Let $X$ be a Pareto distributed random variable with the density $$f(x \mid \alpha, \beta) = \beta\alpha^{\beta}x^{-(\beta+1)}I(x > \alpha)$$ where $\alpha, \beta > 0$ are parameters.
Let $Y = \log(X)$. Find the mean and variance of $Y$.

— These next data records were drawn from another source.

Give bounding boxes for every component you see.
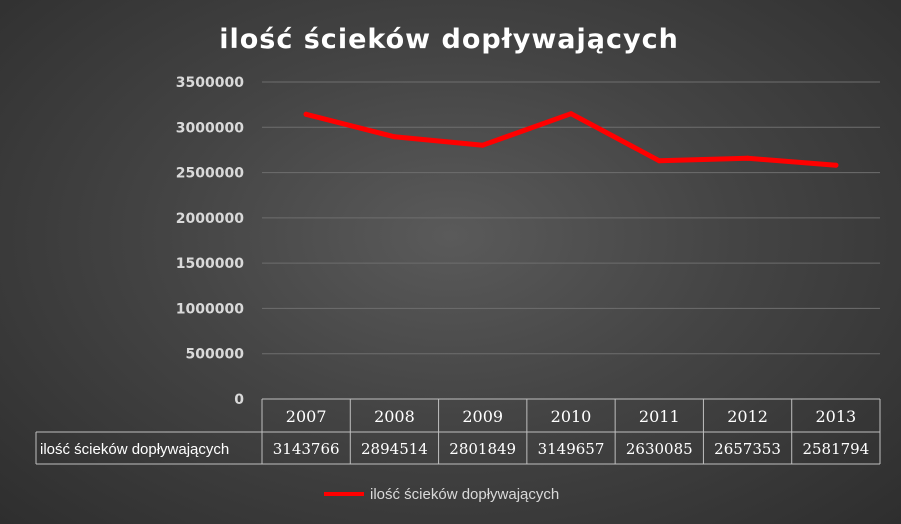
data-point [745, 155, 751, 161]
x-category-label: 2009 [462, 407, 503, 426]
x-category-label: 2008 [374, 407, 415, 426]
legend-label: ilość ścieków dopływających [370, 486, 559, 503]
data-point [480, 142, 486, 148]
data-table: 2007 2008 2009 2010 2011 2012 2013 ilość ściekó… [35, 398, 881, 465]
data-point [656, 158, 662, 164]
y-tick-label: 500000 [186, 347, 245, 363]
data-point [303, 111, 309, 117]
x-category-label: 2012 [727, 407, 768, 426]
table-value-cell: 2657353 [714, 440, 781, 458]
x-category-label: 2007 [286, 407, 327, 426]
y-tick-label: 2000000 [176, 211, 244, 227]
table-value-cell: 2894514 [361, 440, 428, 458]
data-point [568, 111, 574, 117]
legend: ilość ścieków dopływających [324, 486, 559, 503]
table-value-cell: 2801849 [449, 440, 516, 458]
chart-title: ilość ścieków dopływających [219, 24, 679, 55]
table-value-cell: 3143766 [273, 440, 340, 458]
y-tick-label: 2500000 [176, 166, 244, 182]
series-layer [303, 111, 839, 168]
series-line [303, 111, 839, 168]
x-category-label: 2010 [551, 407, 592, 426]
data-point [833, 162, 839, 168]
y-tick-label: 1500000 [176, 256, 244, 272]
y-axis-ticks: 0 500000 1000000 1500000 2000000 2500000 30000… [176, 75, 244, 408]
table-value-cell: 2630085 [626, 440, 693, 458]
x-category-label: 2013 [815, 407, 856, 426]
y-tick-label: 0 [234, 392, 244, 408]
data-point [391, 134, 397, 140]
y-tick-label: 3500000 [176, 75, 244, 91]
table-row-label: ilość ścieków dopływających [40, 441, 229, 458]
table-value-cell: 3149657 [538, 440, 605, 458]
y-tick-label: 3000000 [176, 120, 244, 136]
gridlines [262, 81, 880, 355]
y-tick-label: 1000000 [176, 301, 244, 317]
table-value-cell: 2581794 [802, 440, 869, 458]
x-category-label: 2011 [639, 407, 680, 426]
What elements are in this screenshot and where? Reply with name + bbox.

Explaining how to do this question is quite simple: we have $$f_{Y}(y) = \beta\alpha^{\beta}(e^{y})^{-\beta+1}e^{y}I(y>\ln(\alpha))=\beta\alpha^{\beta}e^{-\beta y}I(y>\ln(\alpha))\text{.}$$ Hence $$\mathbb{E}[Y] = \beta\alpha^{\beta}\int_{\ln(\alpha)}^{\infty}ye^{-\beta y}\text{ d}y$$ where $$\begin{align} \int_{\ln(\alpha)}^{\infty}ye^{-\beta y}\text{ d}y &= \left.y\left(\dfrac{-1}{\beta}\right)e^{-\beta y}\right|_{\ln(\alpha)}^{\infty}-\int_{\ln(\alpha)}^{\infty}\left(\dfrac{-1}{\beta}\right)e^{-\beta y}\text{ d}y \\ &= \dfrac{\ln(\alpha)}{\beta}\alpha^{-\beta}+e^{-\beta\ln(\alpha)} \\ &= \dfrac{\ln(\alpha)}{\beta}\alpha^{-\beta}+\alpha^{-\beta} \\ &= \alpha^{-\beta}\left(1+\dfrac{\ln(\alpha)}{\beta}\right) \end{align}$$ where I used the shortcut $$\int_{x}^{\infty}\beta e^{-\beta y}\text{ d}y = e^{\beta x}$$ for $x > 0$, due to this being the survival function of an exponential distribution, and then $$\mathbb{E}[Y] = \beta^{-1}+\ln(\alpha)\text{.}$$ However, $\mathbb{E}[Y^2]$ seems to be much more difficult to find - we have two iterations of integration by parts, and then we still have to square $\mathbb{E}[Y]$ - which unfortunately is an additive term, so then we have to expand that, take $\mathbb{E}[Y^2] - (\mathbb{E}[Y])^2$, etc.
This seems to be too long of an approach for this problem for a timed exam. Are there any "probabilistic" (density function, expected values of well-known continuous distributions, etc.) shortcuts for this problem?